Традиция состоит в том, чтобы обвинять в этом власть: мы ведь привыкли, что государство отвечает за все. Мне, однако, казалось бы более продуктивным критически взглянуть на собственную деятельность. Мы-то, граждане России, делаем ли все возможное, чтобы ликвидировать эту необеспеченность? Нет ли во взаимном отчуждении населения и власти доли нашей вины? В знаменитой формуле “хотели как лучше, а получилось как всегда” я разделил бы первую часть, как определяющую мое отношение к российским властям, и вторую — как определяющую общую направленность необходимой работы.

Конечно, “хорошее правительство — не то, которое хочет сделать людей счастливыми, а то, которое знает, как этого добиться” (Т.Маколей), но в нынешних обстоятельствах никто не обладает таким знанием, а выработать соответствующее понимание (и только потом знание) — наше общее дело. Я хотел бы особенно подчеркнуть, что такое понимание необходимо гражданам России (а отнюдь не только Правительству), ибо без него трудно выстроить собственную политическую позицию, активное, деятельное отстаивание которой отличает гражданина от идиота в изначальном смысле слова.* Как отмечал Н.Попов, “сейчас народ меньше всего мыслит политическими категориями, голосуя навыборах” (“Сегодня”, 27.06.96). Но тогда выборы, даже самые демократические, теряют смысл, который состоит в контроле за политикой государства: ведь сегодняшняя политика — это завтрашняя жизнь.

Следует ли понимать “неизменность курса реформ” и “приверженность России ценностям демократического развития” как реальную установку государства на формирование открытого общества? Отвечать на этот вопрос приходится осторожно, поскольку ни в Конституции, ни в действующих законах нет полного, прямого и недвусмысленного ответа. Тем не менее, учитывая общую направленность большинства государственных политических документов последних лет и, в особенности, тексты Послания Президента Федеральному Собранию по вопросам национальной безопасности и президентского Указа N 440 от 1.04.1996 г. “О концепции перехода Российской Федерации к устойчивому развитию”, можно считать, что такая интерпретация ориентиров политики вполне правомерна.

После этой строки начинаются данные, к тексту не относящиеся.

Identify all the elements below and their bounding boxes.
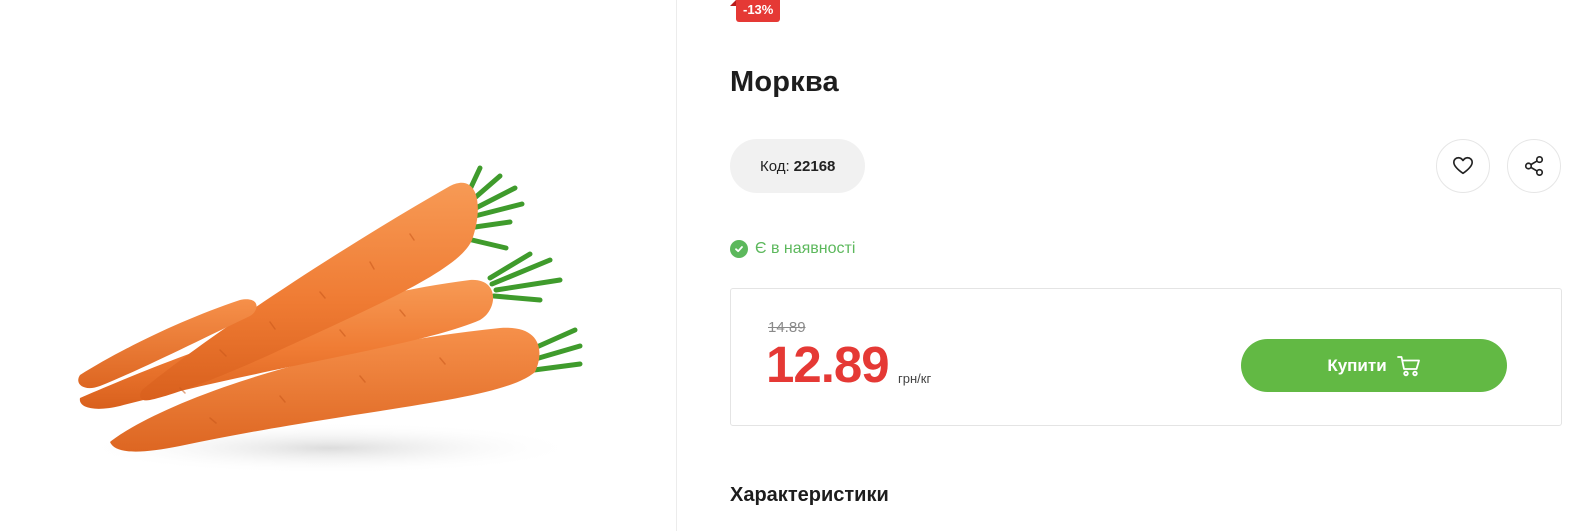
product-code-value: 22168 — [793, 157, 836, 175]
stock-status-text: Є в наявності — [755, 240, 856, 257]
favorite-button[interactable] — [1436, 139, 1490, 193]
heart-icon — [1453, 156, 1473, 175]
product-gallery — [0, 0, 677, 531]
share-icon — [1524, 156, 1544, 176]
product-info: -13% Морква Код: 22168 Є в наявності 14.… — [729, 0, 1562, 531]
buy-button-label: Купити — [1327, 355, 1387, 375]
product-code-label: Код: — [760, 157, 790, 175]
share-button[interactable] — [1507, 139, 1561, 193]
price-unit: грн/кг — [898, 371, 932, 386]
buy-button[interactable]: Купити — [1241, 339, 1507, 392]
price-box: 14.89 12.89 грн/кг Купити — [730, 288, 1562, 426]
current-price: 12.89 — [766, 336, 890, 393]
characteristics-heading: Характеристики — [730, 484, 889, 506]
old-price: 14.89 — [768, 319, 806, 336]
product-page: -13% Морква Код: 22168 Є в наявності 14.… — [0, 0, 1592, 531]
stock-status: Є в наявності — [730, 240, 855, 258]
product-code: Код: 22168 — [730, 139, 866, 193]
discount-badge: -13% — [729, 0, 781, 22]
cart-icon — [1396, 355, 1421, 377]
product-image-carrots[interactable] — [60, 150, 600, 480]
product-title: Морква — [730, 66, 839, 98]
check-circle-icon — [730, 240, 748, 258]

Я связываю неоднозначность данного ответа с недостаточной укорененностью и осознанностью в России идей открытого общества. Эти идеи не только малоизвестны широким слоям населения, но, повторю, недостаточно продуманы даже нашей политической элитой в центре, не говоря уже о провинции. Между тем, ориентация на формирование открытого общества накладывает определенные ограничения на задействуемые при этом методы и средства. Коли открытое общество нельзя, как я попытаюсь показать далее, “построить”, то уж тем паче его нельзя построить авторитарными методами. Мой тезис по этому поводу состоит в том, что важнейшую роль в формировании (выращивании) открытого общества играет политика, не только имеющая соответствующую ориентацию, но и отличающаяся некоторыми особыми чертами.

Пока что при относительной определенности (по крайней мере, в Администрации Президента) политической ориентации в целом,  государственная политика оказывается размытой, непоследовательной. Тем не менее, я исхожу из презумпции, вроде бы подтвержденной и 3 июля 1996 г., что выбор сделан. Но если мы реально хотим иметь в России открытое общество, то необходимо с этой точки зрения пересмотреть как открываяющиеся перед нами возможности, так и осуществляемую политику, включая, естественно, и ее идеологическое обеспечение.

 

2. Откуда берутся "белые" и "красные" на исходе ХХ века?

 

В "междутурьи" прошедших выборов довелось мне присутствовать на клубном собрании "Демократического выбора России", где среди прочего произошла маленькая дискуссия между известным политологом А.Яновым, приехавшим в Россию на время выборов, и И.Хакамада.

"Нам нужно идеологическое обеспечение реформ", —  говорила И.Х. "Да нет, либерализм —  это уже готовая идеология, —  возражал А.Я. —  Надо только объяснять, что от него простому человеку будет лучше, а не хуже".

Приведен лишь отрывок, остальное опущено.